Sen. Orrin Hatch is expected to win Utah’s GOP primary today by a wide margin, and his campaign will be looked to as a model of success for embattled Republican incumbents staving off a conservative primary challenge.
While other Senate candidates supported by the GOP establishment have had varied success this cycle, Hatch, 78, is heavily favored to defeat former state Sen. Dan Liljenquist, a solid candidate who ultimately lacked the time and money necessary to convince voters it was time for the six-term incumbent to go.
“Hatch seems pretty set,” said Jeff Hartley, a Utah lobbyist and former executive director of the state GOP. “I can’t imagine a scenario where he doesn’t win by a significant margin.”
Two polls released in the last days of the race found Hatch holding distant leads over Liljenquist. A poll of 737 registered voters conducted for the Deseret News/KSL-TV from June 15 to 21 found Hatch ahead 60 percent to 32 percent. The poll had a 3.6-point margin of error.
Another poll by Key Research and Brigham Young University found Hatch way out in front in several turnout scenarios. “Senator Hatch is very likely to win, the uncertainty is by how much,” BYU’s Quin Monson concluded.
The Hatch campaign began building the groundwork for his 2012 effort almost as soon as his Senate colleague Bob Bennett lost at the April 2010 state party convention to conservatives who attacked his voting record. Hatch is conservative but has shown a willingness to work across the aisle over his nearly 36 years in the Senate, not unlike Bennett.
That December, Hatch hired Dave Hansen as his campaign manager, and Hansen immediately got to work hiring advisers and plotting out a path to victory in Utah’s unique convention system. Step one was beefing up Hatch’s already robust fundraising prowess. He had $2.5 million in the bank by the end of 2010 and went on to turn in personal record-breaking quarters through 2011. By June 6, Hatch had raised $9.8 million, spent $10.5 million and had $1.9 million in cash on hand.

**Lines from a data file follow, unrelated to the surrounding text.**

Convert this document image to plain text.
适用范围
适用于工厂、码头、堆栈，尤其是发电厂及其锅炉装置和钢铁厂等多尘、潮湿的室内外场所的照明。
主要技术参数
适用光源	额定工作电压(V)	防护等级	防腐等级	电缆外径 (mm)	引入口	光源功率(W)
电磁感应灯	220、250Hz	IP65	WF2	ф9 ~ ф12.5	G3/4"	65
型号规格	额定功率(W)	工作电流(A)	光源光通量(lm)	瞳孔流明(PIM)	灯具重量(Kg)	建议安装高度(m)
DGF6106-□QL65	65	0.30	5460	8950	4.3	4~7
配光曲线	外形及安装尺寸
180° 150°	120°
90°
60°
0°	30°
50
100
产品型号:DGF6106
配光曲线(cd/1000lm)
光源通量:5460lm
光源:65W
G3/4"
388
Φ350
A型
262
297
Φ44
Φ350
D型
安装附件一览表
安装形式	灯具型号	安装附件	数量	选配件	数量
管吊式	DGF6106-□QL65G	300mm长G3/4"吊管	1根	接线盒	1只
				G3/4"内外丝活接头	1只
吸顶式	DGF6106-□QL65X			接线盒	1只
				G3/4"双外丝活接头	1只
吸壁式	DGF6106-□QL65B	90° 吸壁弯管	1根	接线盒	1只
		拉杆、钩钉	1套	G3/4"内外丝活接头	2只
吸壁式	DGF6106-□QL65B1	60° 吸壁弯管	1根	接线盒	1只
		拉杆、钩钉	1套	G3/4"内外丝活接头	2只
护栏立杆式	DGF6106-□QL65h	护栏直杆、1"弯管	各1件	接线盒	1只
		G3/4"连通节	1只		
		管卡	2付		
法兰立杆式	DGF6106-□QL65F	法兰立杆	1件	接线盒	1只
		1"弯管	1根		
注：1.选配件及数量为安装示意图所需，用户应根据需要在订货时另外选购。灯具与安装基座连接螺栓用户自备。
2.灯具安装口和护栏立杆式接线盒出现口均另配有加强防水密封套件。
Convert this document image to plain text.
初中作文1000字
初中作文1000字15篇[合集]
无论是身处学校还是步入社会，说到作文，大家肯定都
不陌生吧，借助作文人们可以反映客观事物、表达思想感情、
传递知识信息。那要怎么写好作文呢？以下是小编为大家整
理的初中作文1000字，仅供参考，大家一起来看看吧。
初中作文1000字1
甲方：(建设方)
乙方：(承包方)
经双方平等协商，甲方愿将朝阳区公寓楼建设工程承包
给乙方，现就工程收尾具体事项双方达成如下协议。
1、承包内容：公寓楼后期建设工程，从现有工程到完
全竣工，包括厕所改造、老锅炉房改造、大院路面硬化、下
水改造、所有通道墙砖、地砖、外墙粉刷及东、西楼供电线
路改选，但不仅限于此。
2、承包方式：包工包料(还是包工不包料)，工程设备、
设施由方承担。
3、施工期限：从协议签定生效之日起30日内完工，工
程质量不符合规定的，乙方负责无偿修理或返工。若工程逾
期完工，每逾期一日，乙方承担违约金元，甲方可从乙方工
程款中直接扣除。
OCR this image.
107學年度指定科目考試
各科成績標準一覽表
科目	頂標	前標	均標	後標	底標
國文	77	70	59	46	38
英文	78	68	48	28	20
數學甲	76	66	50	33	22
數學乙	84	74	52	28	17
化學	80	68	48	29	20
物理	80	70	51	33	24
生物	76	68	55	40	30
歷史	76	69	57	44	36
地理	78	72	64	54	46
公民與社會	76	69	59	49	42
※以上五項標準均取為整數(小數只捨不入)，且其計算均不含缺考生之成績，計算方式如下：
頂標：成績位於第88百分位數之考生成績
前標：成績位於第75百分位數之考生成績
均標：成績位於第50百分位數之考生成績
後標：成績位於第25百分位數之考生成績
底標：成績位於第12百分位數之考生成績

Another component included highlighting Hatch’s conservative bent and potential chairmanship of the Senate Finance Committee, should Republicans regain the majority. While making the case that Hatch’s seniority was too important to lose, Hansen’s operation worked to pack the March 15 local caucuses with supporters and run their own slate of delegate candidates. Hatch dominated the precinct caucuses, and those elected delegates helped him not only survive the April 21 convention but come painstakingly close to winning the nomination outright.
“I would say it’s a reflection of how well they’ve run the campaign, how early they started, how much money they committed to it, and how poorly the Liljenquist campaign was run,” Hartley said. “I think a better-run campaign from a challenger could have made it closer, but not the campaign that was run against him this time.”